Tak, na forum o laurowisniach bardzo dużo osób pisało że ma to samo i to w zasadzie juz takie duże egzemplarze im zmroziło.
Na wiosne będę ciąć, nie ma wyjścia. Teraz trochę żałuję że je posadziłam na koniec pazdziernika, mogłam je kupić dopiero na wiosne ale niestety tego się nie przewidzi.
Czy ma ktoś z Was werbene Rigida? Zastanawiam się czy między rozplenice halmen dac kocimietki czy wlasnie ta werbena.
Zostaw te gałązki laurowiśniom do końca czerwca, dopiero jeśli nie zrzucą namarzniętych liści i w ich miejsce nie puszczą nowych to przytniesz. U naszego sąsiada dwumetrowe tak załatwiło, teraz nie wyglądają dobrze, ale dwa lata temu było tak samo.
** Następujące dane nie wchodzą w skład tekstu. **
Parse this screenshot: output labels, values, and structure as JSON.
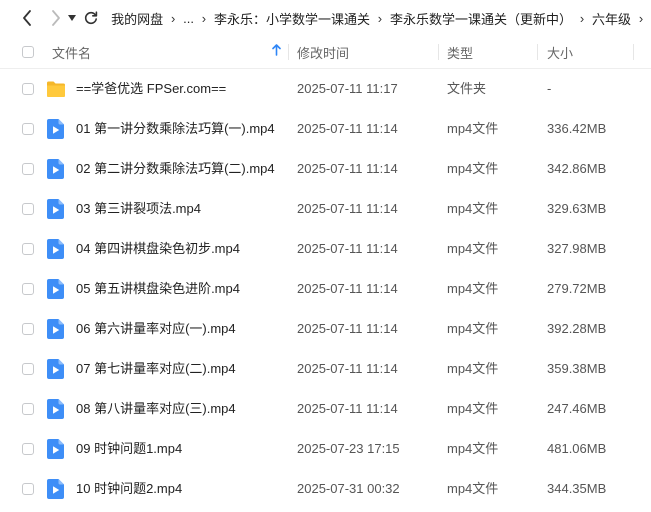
{
  "breadcrumb": {
    "items": [
      "我的网盘",
      "...",
      "李永乐：小学数学一课通关",
      "李永乐数学一课通关（更新中）",
      "六年级"
    ]
  },
  "columns": {
    "name": "文件名",
    "modified": "修改时间",
    "type": "类型",
    "size": "大小"
  },
  "icons": {
    "back": "chevron-left-icon",
    "forward": "chevron-right-icon",
    "history": "caret-down-icon",
    "refresh": "refresh-icon",
    "sort": "sort-ascending-icon",
    "folder": "folder-icon",
    "video": "video-file-icon"
  },
  "colors": {
    "folder": "#FFC93C",
    "video": "#3E8EF7",
    "sort_arrow": "#2F86F6"
  },
  "files": [
    {
      "name": "==学爸优选 FPSer.com==",
      "modified": "2025-07-11 11:17",
      "type": "文件夹",
      "size": "-",
      "kind": "folder"
    },
    {
      "name": "01 第一讲分数乘除法巧算(一).mp4",
      "modified": "2025-07-11 11:14",
      "type": "mp4文件",
      "size": "336.42MB",
      "kind": "video"
    },
    {
      "name": "02 第二讲分数乘除法巧算(二).mp4",
      "modified": "2025-07-11 11:14",
      "type": "mp4文件",
      "size": "342.86MB",
      "kind": "video"
    },
    {
      "name": "03 第三讲裂项法.mp4",
      "modified": "2025-07-11 11:14",
      "type": "mp4文件",
      "size": "329.63MB",
      "kind": "video"
    },
    {
      "name": "04 第四讲棋盘染色初步.mp4",
      "modified": "2025-07-11 11:14",
      "type": "mp4文件",
      "size": "327.98MB",
      "kind": "video"
    },
    {
      "name": "05 第五讲棋盘染色进阶.mp4",
      "modified": "2025-07-11 11:14",
      "type": "mp4文件",
      "size": "279.72MB",
      "kind": "video"
    },
    {
      "name": "06 第六讲量率对应(一).mp4",
      "modified": "2025-07-11 11:14",
      "type": "mp4文件",
      "size": "392.28MB",
      "kind": "video"
    },
    {
      "name": "07 第七讲量率对应(二).mp4",
      "modified": "2025-07-11 11:14",
      "type": "mp4文件",
      "size": "359.38MB",
      "kind": "video"
    },
    {
      "name": "08 第八讲量率对应(三).mp4",
      "modified": "2025-07-11 11:14",
      "type": "mp4文件",
      "size": "247.46MB",
      "kind": "video"
    },
    {
      "name": "09 时钟问题1.mp4",
      "modified": "2025-07-23 17:15",
      "type": "mp4文件",
      "size": "481.06MB",
      "kind": "video"
    },
    {
      "name": "10 时钟问题2.mp4",
      "modified": "2025-07-31 00:32",
      "type": "mp4文件",
      "size": "344.35MB",
      "kind": "video"
    }
  ]
}
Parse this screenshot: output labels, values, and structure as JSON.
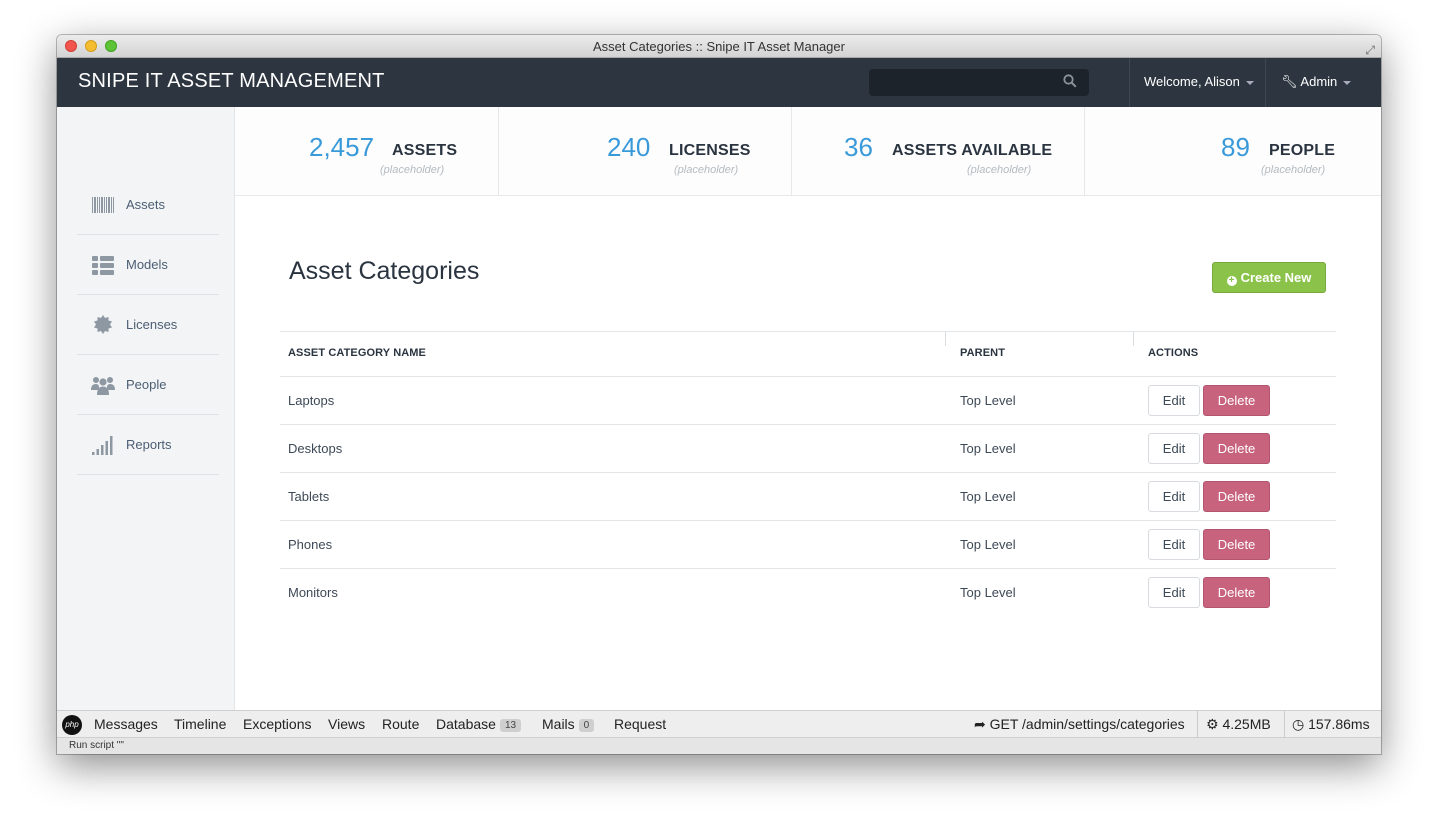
{
  "window": {
    "title": "Asset Categories :: Snipe IT Asset Manager"
  },
  "navbar": {
    "brand": "SNIPE IT ASSET MANAGEMENT",
    "search_value": "",
    "welcome": "Welcome, Alison",
    "admin": "Admin"
  },
  "sidebar": {
    "items": [
      {
        "label": "Assets",
        "icon": "barcode-icon"
      },
      {
        "label": "Models",
        "icon": "list-icon"
      },
      {
        "label": "Licenses",
        "icon": "certificate-icon"
      },
      {
        "label": "People",
        "icon": "people-icon"
      },
      {
        "label": "Reports",
        "icon": "signal-bars-icon"
      }
    ]
  },
  "stats": [
    {
      "value": "2,457",
      "label": "ASSETS",
      "sub": "(placeholder)"
    },
    {
      "value": "240",
      "label": "LICENSES",
      "sub": "(placeholder)"
    },
    {
      "value": "36",
      "label": "ASSETS AVAILABLE",
      "sub": "(placeholder)"
    },
    {
      "value": "89",
      "label": "PEOPLE",
      "sub": "(placeholder)"
    }
  ],
  "main": {
    "title": "Asset Categories",
    "create_label": "Create New"
  },
  "table": {
    "headers": [
      "ASSET CATEGORY NAME",
      "PARENT",
      "ACTIONS"
    ],
    "edit_label": "Edit",
    "delete_label": "Delete",
    "rows": [
      {
        "name": "Laptops",
        "parent": "Top Level"
      },
      {
        "name": "Desktops",
        "parent": "Top Level"
      },
      {
        "name": "Tablets",
        "parent": "Top Level"
      },
      {
        "name": "Phones",
        "parent": "Top Level"
      },
      {
        "name": "Monitors",
        "parent": "Top Level"
      }
    ]
  },
  "debugbar": {
    "messages": "Messages",
    "timeline": "Timeline",
    "exceptions": "Exceptions",
    "views": "Views",
    "route": "Route",
    "database": "Database",
    "database_count": "13",
    "mails": "Mails",
    "mails_count": "0",
    "request": "Request",
    "route_value": "GET /admin/settings/categories",
    "memory": "4.25MB",
    "time": "157.86ms"
  },
  "statusbar": {
    "text": "Run script \"\""
  },
  "colors": {
    "navbar": "#2d3640",
    "accent": "#3a9ad9",
    "create": "#8bc34a",
    "delete": "#c8637e"
  }
}
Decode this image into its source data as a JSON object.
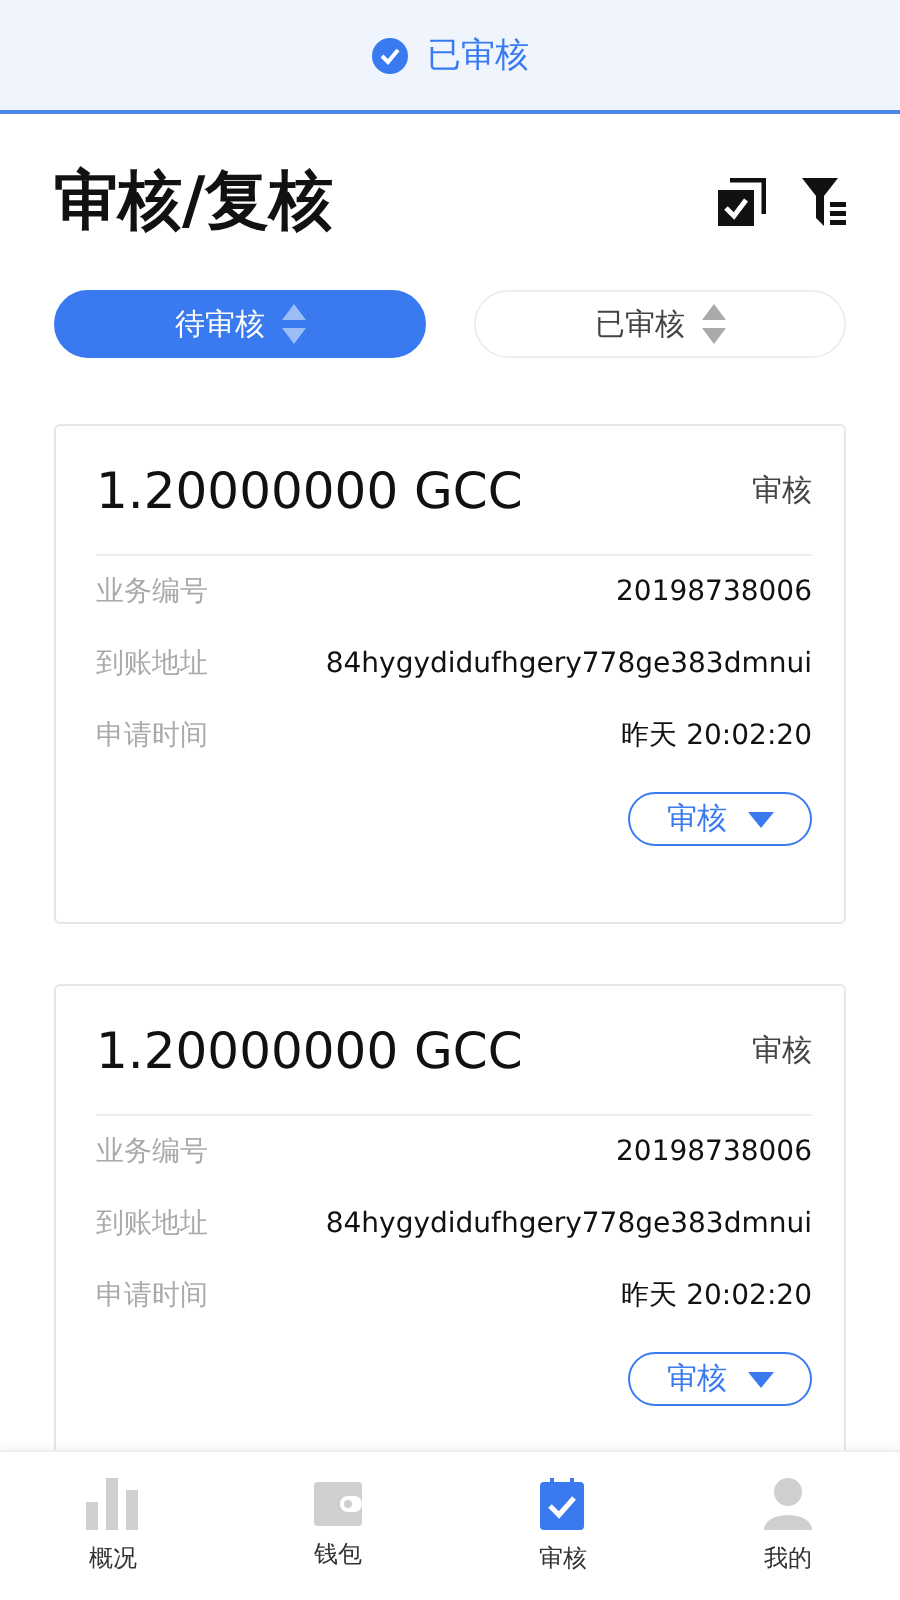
{
  "banner": {
    "label": "已审核"
  },
  "header": {
    "title": "审核/复核"
  },
  "filters": [
    {
      "label": "待审核",
      "selected": true
    },
    {
      "label": "已审核",
      "selected": false
    }
  ],
  "cards": [
    {
      "amount": "1.20000000 GCC",
      "status": "审核",
      "fields": [
        {
          "label": "业务编号",
          "value": "20198738006"
        },
        {
          "label": "到账地址",
          "value": "84hygydidufhgery778ge383dmnui"
        },
        {
          "label": "申请时间",
          "value": "昨天 20:02:20"
        }
      ],
      "action": "审核"
    },
    {
      "amount": "1.20000000 GCC",
      "status": "审核",
      "fields": [
        {
          "label": "业务编号",
          "value": "20198738006"
        },
        {
          "label": "到账地址",
          "value": "84hygydidufhgery778ge383dmnui"
        },
        {
          "label": "申请时间",
          "value": "昨天 20:02:20"
        }
      ],
      "action": "审核"
    }
  ],
  "tab_bar": [
    {
      "kind": "chart",
      "label": "概况",
      "selected": false
    },
    {
      "kind": "wallet",
      "label": "钱包",
      "selected": false
    },
    {
      "kind": "review",
      "label": "审核",
      "selected": true
    },
    {
      "kind": "profile",
      "label": "我的",
      "selected": false
    }
  ]
}
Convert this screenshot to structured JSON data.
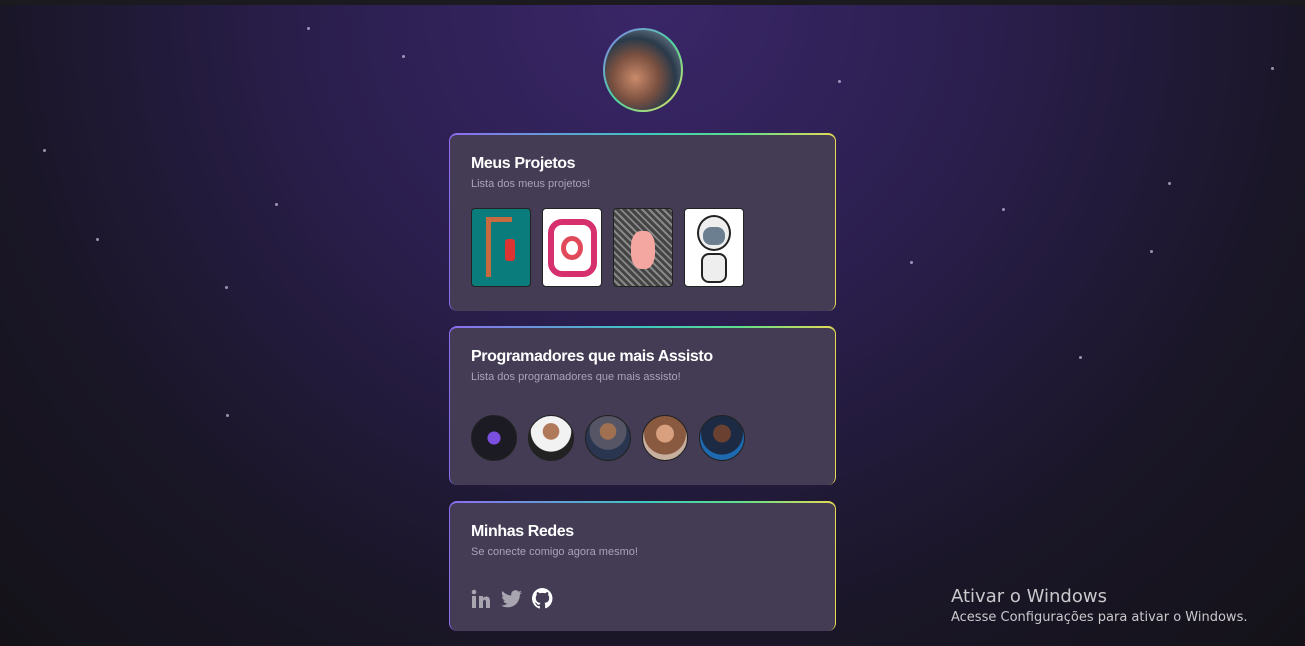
{
  "projects_card": {
    "title": "Meus Projetos",
    "subtitle": "Lista dos meus projetos!",
    "items": [
      {
        "icon": "hangman-game-icon"
      },
      {
        "icon": "instagram-clone-icon"
      },
      {
        "icon": "noise-image-icon"
      },
      {
        "icon": "robot-icon"
      }
    ]
  },
  "devs_card": {
    "title": "Programadores que mais Assisto",
    "subtitle": "Lista dos programadores que mais assisto!"
  },
  "social_card": {
    "title": "Minhas Redes",
    "subtitle": "Se conecte comigo agora mesmo!",
    "links": [
      "linkedin-icon",
      "twitter-icon",
      "github-icon"
    ]
  },
  "windows_watermark": {
    "title": "Ativar o Windows",
    "subtitle": "Acesse Configurações para ativar o Windows."
  },
  "colors": {
    "card": "#433c54",
    "gradient": [
      "#8d6cf0",
      "#3ec7c0",
      "#5ee08a",
      "#e6da55"
    ]
  }
}
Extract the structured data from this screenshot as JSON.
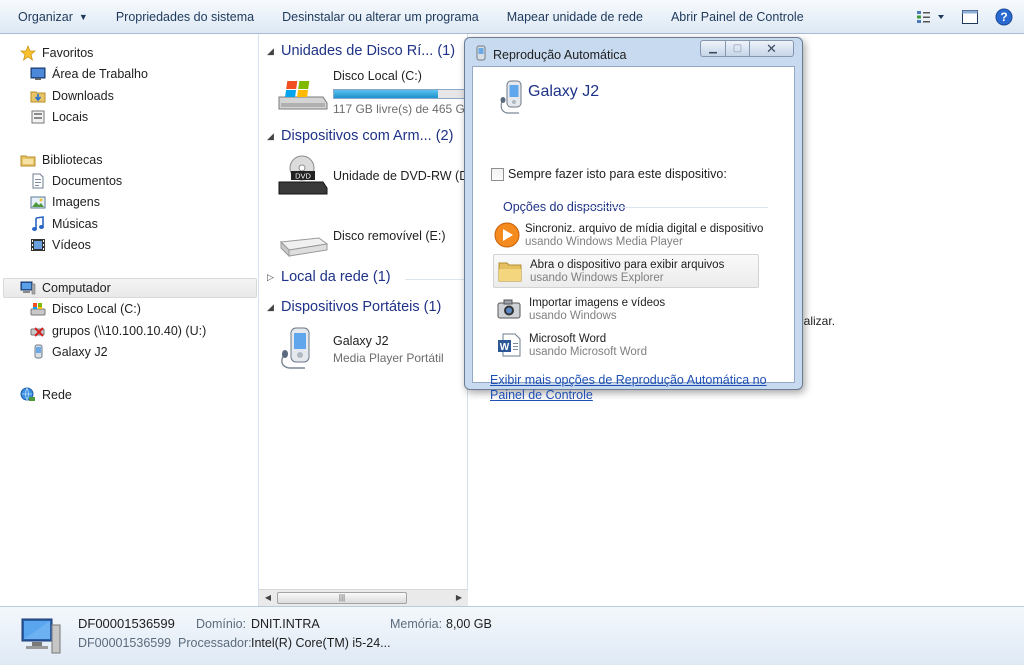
{
  "toolbar": {
    "organize": "Organizar",
    "system_properties": "Propriedades do sistema",
    "uninstall": "Desinstalar ou alterar um programa",
    "map_drive": "Mapear unidade de rede",
    "control_panel": "Abrir Painel de Controle"
  },
  "nav": {
    "favorites": "Favoritos",
    "desktop": "Área de Trabalho",
    "downloads": "Downloads",
    "places": "Locais",
    "libraries": "Bibliotecas",
    "documents": "Documentos",
    "images": "Imagens",
    "music": "Músicas",
    "videos": "Vídeos",
    "computer": "Computador",
    "local_disk": "Disco Local (C:)",
    "network_share": "grupos (\\\\10.100.10.40) (U:)",
    "galaxy": "Galaxy J2",
    "network": "Rede"
  },
  "content": {
    "hdd_group": "Unidades de Disco Rí... (1)",
    "local_disk_name": "Disco Local (C:)",
    "local_disk_free": "117 GB livre(s) de 465 GB",
    "local_disk_fill": 0.75,
    "removable_group": "Dispositivos com Arm... (2)",
    "dvd_name": "Unidade de DVD-RW (D:)",
    "dvd_label": "DVD",
    "removable_name": "Disco removível (E:)",
    "network_group": "Local da rede (1)",
    "portable_group": "Dispositivos Portáteis (1)",
    "galaxy_name": "Galaxy J2",
    "galaxy_type": "Media Player Portátil",
    "trailing_text": "ualizar."
  },
  "dialog": {
    "title": "Reprodução Automática",
    "device": "Galaxy J2",
    "always_do": "Sempre fazer isto para este dispositivo:",
    "options_header": "Opções do dispositivo",
    "options": [
      {
        "title": "Sincroniz. arquivo de mídia digital e dispositivo",
        "sub": "usando Windows Media Player",
        "icon": "media-player-icon"
      },
      {
        "title": "Abra o dispositivo para exibir arquivos",
        "sub": "usando Windows Explorer",
        "icon": "folder-icon"
      },
      {
        "title": "Importar imagens e vídeos",
        "sub": "usando Windows",
        "icon": "camera-icon"
      },
      {
        "title": "Microsoft Word",
        "sub": "usando Microsoft Word",
        "icon": "word-icon"
      }
    ],
    "more_link": "Exibir mais opções de Reprodução Automática no Painel de Controle"
  },
  "status": {
    "computer_name": "DF00001536599",
    "domain_label": "Domínio:",
    "domain_value": "DNIT.INTRA",
    "memory_label": "Memória:",
    "memory_value": "8,00 GB",
    "computer_name2": "DF00001536599",
    "processor_label": "Processador:",
    "processor_value": "Intel(R) Core(TM) i5-24..."
  },
  "colors": {
    "header_blue": "#1e3287",
    "link_blue": "#1e4fb3",
    "disk_bar": "#26a0da"
  }
}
Zrzuciły liście i puściły nowe.
Wiola, widziałam u Ciebie że juz obciełas seslerie i tak sie zastanawiam jak spadnie teraz snieg to nic sie z nia nie stanie? rozwazam obciecie w ten weekend seslerii i Karli ale po czasci sie boje, bo w przyszłym tygodniu zapowiadaja opady sniegu znowu.
Nic a nic
Rok temu seslerię podzieliłam w styczniu,potem przyszedł śnieg i mróz i wszystkie się przyjęły
To trawa zimnolubna, terminatorka
Moje już mają zielone przyrosty
Jeśli chcesz żeby lairowisnie ładnie się rozkrzew7ily, to lepiej je przyciac. Zmusza to roślinę to wydania nowych pędów.
Chyba ze zależy Ci żeby miały małą ilosc, dlugich pędów, to wówczas nie przycinaj
Na pewno laurowisnie troche przytne, znaczy sie polowe tych długich pedów co najmniej, ale przeraziło mnie jakbym musiała usunac te pedy co sa brazowe liscie bo wówczas wszystkie te najdluzsze pedy musiałabym obciac.